CATHOLIC church officials have denied that Pope John Paul II would have done anything normal and healthy like fancying a woman.

Letters by the former Pope reveal a close relationship with a female philosopher, triggering concerns that he may have had the kind of feelings a man could reasonably experience if he had never had a shag.

Cardinal Tom Booker said: “Under no circumstances would John Paul II, who has spent his whole life denying the urges that are part of a human’s genetic programming, have experienced conflicted emotions around an attractive woman who he really liked.

“The Pope could not fancy people. That would be way too normal for us men of the cloth who are into celibacy, even though God mysteriously created us with incredibly strong compulsions to the contrary.”

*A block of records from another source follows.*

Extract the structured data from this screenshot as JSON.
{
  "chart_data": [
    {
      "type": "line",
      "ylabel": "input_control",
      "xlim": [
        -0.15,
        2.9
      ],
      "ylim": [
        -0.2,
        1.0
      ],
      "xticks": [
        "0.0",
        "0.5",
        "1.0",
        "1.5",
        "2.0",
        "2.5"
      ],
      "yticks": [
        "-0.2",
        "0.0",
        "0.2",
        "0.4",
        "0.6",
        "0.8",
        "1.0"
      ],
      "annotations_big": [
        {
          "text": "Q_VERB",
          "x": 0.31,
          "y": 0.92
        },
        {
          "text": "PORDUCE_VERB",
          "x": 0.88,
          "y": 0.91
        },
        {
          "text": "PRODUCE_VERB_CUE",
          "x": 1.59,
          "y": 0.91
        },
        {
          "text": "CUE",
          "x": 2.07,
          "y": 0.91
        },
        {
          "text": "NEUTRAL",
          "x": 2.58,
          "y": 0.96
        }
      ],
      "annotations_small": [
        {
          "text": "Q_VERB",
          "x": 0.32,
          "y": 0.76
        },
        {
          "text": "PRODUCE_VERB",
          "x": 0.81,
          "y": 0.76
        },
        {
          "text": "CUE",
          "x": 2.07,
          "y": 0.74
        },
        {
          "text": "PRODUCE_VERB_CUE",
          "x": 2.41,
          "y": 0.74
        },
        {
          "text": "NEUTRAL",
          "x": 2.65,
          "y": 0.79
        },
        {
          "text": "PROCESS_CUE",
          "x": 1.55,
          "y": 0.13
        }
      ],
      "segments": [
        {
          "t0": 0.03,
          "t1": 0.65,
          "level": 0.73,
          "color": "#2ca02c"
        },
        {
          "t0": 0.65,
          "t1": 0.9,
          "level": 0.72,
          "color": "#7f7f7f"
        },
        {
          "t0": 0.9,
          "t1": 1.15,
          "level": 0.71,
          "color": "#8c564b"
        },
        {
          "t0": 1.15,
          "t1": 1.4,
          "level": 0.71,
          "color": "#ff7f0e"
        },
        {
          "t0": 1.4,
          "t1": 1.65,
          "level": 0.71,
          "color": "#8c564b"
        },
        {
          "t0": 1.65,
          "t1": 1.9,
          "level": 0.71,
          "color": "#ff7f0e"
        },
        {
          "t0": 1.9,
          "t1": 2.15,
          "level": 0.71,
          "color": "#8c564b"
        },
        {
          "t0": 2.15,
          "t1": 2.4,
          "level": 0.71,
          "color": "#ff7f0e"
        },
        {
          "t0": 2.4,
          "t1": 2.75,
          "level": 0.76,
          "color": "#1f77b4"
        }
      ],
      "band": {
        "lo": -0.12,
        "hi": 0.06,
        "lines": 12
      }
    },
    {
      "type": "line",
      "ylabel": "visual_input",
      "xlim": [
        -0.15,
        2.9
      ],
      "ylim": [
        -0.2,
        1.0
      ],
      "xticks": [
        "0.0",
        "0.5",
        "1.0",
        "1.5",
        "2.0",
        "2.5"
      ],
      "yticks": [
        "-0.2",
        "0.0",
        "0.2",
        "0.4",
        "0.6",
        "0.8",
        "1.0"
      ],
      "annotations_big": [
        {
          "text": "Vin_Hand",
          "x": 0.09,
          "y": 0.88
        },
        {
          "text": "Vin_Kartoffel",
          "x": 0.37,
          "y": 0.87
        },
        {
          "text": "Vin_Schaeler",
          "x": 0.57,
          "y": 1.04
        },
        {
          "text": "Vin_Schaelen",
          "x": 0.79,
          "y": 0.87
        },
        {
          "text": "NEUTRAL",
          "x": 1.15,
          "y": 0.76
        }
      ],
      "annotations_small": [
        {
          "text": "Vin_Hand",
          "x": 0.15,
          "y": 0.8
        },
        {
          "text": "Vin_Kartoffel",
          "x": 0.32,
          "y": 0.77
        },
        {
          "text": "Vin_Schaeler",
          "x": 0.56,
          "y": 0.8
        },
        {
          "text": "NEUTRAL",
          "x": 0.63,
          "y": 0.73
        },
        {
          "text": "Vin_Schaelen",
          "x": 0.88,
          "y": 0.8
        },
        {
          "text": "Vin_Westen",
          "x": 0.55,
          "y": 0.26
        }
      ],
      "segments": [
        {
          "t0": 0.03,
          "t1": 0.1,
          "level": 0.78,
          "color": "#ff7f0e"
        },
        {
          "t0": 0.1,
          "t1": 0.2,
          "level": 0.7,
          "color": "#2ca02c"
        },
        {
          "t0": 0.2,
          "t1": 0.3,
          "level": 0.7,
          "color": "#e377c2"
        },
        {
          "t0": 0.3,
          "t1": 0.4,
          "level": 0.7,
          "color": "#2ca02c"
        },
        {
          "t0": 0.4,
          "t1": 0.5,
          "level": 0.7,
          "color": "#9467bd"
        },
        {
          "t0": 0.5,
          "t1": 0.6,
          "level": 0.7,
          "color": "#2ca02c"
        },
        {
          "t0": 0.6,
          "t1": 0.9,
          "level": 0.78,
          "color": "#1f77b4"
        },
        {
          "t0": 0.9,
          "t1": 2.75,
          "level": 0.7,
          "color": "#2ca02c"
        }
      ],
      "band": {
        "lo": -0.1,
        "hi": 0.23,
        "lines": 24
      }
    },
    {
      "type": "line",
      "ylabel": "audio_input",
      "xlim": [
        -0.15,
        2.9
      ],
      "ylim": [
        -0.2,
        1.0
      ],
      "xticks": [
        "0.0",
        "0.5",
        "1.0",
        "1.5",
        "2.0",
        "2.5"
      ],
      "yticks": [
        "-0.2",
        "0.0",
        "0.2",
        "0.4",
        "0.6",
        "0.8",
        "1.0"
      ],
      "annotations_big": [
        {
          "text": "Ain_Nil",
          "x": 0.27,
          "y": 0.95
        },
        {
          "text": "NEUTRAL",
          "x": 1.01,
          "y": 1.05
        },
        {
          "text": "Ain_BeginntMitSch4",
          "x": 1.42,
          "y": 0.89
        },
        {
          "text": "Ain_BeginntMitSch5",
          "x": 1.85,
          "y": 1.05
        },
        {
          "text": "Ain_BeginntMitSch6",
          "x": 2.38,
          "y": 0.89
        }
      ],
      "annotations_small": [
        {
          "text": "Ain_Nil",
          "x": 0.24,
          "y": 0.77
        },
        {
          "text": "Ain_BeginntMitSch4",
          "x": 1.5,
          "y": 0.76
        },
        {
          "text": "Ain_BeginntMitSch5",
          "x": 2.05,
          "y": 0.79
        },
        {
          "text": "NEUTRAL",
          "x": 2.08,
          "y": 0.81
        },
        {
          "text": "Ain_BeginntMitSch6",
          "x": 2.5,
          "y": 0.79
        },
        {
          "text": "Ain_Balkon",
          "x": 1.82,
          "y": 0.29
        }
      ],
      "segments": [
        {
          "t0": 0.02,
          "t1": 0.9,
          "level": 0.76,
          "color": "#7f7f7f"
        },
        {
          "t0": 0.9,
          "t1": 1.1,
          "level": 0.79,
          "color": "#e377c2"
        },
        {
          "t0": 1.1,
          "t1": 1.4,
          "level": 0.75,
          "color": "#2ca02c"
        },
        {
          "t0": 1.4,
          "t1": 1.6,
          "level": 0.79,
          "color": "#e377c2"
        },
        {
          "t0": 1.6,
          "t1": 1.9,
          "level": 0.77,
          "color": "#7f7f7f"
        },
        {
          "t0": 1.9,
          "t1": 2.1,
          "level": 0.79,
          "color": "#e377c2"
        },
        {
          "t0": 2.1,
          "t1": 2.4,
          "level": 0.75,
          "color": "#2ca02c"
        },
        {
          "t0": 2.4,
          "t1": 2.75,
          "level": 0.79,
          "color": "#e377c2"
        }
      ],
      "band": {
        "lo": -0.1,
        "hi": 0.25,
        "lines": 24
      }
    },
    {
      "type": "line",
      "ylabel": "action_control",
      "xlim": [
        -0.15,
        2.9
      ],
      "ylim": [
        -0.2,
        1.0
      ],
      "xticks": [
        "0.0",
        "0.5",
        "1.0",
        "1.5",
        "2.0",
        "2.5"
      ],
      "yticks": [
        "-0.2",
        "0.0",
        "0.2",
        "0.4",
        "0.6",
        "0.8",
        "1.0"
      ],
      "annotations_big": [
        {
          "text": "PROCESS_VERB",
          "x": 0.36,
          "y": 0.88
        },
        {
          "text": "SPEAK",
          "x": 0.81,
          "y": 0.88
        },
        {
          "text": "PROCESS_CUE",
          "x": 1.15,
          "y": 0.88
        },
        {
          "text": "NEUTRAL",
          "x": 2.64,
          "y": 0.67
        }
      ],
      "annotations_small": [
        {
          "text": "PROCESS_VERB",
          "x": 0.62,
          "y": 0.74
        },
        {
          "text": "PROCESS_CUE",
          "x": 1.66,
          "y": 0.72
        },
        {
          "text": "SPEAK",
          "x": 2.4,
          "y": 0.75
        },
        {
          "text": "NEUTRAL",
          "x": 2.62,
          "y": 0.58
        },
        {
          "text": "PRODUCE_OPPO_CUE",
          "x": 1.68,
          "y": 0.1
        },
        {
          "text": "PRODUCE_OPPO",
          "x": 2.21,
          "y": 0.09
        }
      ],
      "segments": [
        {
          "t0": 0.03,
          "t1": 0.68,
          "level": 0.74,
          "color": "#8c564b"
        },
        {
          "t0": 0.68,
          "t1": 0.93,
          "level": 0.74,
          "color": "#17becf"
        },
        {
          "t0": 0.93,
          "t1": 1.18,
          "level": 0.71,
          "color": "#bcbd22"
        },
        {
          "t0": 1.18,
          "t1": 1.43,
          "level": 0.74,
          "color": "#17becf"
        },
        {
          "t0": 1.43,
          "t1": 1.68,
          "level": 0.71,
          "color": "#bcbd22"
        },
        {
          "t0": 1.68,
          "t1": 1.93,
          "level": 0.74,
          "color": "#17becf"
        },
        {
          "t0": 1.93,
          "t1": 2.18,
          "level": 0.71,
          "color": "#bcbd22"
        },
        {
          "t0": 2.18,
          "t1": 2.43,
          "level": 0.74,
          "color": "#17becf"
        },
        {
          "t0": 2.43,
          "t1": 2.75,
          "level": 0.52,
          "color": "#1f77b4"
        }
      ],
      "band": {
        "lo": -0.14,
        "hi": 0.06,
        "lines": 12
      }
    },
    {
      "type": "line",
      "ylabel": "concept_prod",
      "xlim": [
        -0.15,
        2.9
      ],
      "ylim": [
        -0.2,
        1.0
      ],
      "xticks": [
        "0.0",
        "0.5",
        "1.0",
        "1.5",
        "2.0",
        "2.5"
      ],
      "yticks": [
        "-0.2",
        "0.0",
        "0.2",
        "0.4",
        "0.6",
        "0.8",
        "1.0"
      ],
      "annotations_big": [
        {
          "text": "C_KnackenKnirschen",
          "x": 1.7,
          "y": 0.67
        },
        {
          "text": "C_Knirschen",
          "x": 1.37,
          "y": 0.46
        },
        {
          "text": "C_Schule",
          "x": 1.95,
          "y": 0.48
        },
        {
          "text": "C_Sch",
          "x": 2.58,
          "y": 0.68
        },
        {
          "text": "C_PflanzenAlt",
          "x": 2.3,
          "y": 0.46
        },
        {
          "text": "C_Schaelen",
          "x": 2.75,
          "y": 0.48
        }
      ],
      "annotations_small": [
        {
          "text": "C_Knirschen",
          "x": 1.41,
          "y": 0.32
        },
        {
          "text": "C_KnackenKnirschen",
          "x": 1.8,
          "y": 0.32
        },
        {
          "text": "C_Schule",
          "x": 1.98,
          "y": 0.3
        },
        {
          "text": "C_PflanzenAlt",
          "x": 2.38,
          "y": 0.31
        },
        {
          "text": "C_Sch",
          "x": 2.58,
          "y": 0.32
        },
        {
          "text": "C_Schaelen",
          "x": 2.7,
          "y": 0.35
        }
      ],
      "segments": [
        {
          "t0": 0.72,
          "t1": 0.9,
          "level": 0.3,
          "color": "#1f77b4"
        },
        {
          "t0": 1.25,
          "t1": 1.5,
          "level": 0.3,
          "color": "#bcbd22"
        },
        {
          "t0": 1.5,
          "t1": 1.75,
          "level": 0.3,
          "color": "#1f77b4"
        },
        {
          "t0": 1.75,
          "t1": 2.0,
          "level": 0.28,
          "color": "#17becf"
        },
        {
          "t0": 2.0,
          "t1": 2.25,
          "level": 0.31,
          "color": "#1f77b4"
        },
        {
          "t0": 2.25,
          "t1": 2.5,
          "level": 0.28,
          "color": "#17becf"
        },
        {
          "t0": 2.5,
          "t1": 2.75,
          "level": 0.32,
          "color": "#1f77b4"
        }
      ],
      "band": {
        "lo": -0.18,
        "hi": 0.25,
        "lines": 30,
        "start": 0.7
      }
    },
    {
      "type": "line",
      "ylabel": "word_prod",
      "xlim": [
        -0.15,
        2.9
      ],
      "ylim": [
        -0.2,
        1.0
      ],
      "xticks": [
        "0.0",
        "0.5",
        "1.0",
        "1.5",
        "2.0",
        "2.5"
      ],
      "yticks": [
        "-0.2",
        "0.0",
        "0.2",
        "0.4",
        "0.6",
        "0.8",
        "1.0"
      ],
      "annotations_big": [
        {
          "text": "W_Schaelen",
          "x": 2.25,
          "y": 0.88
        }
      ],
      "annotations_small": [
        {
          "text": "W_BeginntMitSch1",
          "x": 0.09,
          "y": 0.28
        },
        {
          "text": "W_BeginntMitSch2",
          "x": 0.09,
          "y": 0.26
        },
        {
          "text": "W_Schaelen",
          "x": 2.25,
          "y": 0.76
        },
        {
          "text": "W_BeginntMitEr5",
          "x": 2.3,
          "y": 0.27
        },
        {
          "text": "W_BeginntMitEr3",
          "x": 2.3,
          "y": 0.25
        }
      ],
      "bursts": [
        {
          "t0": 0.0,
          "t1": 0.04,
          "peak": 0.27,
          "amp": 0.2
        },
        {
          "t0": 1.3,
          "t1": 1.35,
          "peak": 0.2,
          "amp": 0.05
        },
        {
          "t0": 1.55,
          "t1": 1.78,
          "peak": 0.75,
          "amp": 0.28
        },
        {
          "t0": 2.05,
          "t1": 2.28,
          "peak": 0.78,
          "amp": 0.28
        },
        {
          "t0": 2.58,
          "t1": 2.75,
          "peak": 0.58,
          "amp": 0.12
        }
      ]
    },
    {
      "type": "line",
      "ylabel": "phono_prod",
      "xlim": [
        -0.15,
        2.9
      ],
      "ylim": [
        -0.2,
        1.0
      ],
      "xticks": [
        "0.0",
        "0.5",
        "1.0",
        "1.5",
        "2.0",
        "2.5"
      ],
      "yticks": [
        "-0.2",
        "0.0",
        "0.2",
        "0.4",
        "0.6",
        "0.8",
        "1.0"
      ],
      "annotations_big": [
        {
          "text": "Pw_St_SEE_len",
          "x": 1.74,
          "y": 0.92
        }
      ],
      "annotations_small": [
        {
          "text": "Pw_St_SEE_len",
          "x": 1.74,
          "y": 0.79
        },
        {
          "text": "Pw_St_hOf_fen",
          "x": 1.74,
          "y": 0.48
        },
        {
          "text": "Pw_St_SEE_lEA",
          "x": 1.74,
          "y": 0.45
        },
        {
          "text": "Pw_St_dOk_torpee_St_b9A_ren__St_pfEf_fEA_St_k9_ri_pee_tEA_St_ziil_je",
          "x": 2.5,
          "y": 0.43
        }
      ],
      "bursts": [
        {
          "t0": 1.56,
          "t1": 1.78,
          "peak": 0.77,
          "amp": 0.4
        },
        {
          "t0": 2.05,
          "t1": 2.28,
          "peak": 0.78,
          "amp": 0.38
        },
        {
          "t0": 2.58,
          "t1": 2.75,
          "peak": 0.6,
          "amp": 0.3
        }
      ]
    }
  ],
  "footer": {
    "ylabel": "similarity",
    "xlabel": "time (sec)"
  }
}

John Paul II’s letters to Anna-Teresa Tymieniecka reveal that when they met he sometimes felt he had an animated devil on one shoulder and an angel on of the other, like in a Bugs Bunny cartoon.

He wrote: “The little devil talks in the gravelly voice of a working class New Yorker, saying things like ‘Holy smoke, that’s a helluva fine broad’ and tearing up a scrolls marked ‘Pope Vows’. The angel talks in a pious voice, saying things about God’s love being all I need.

“Sometimes I think the angel is a bit of an arse.”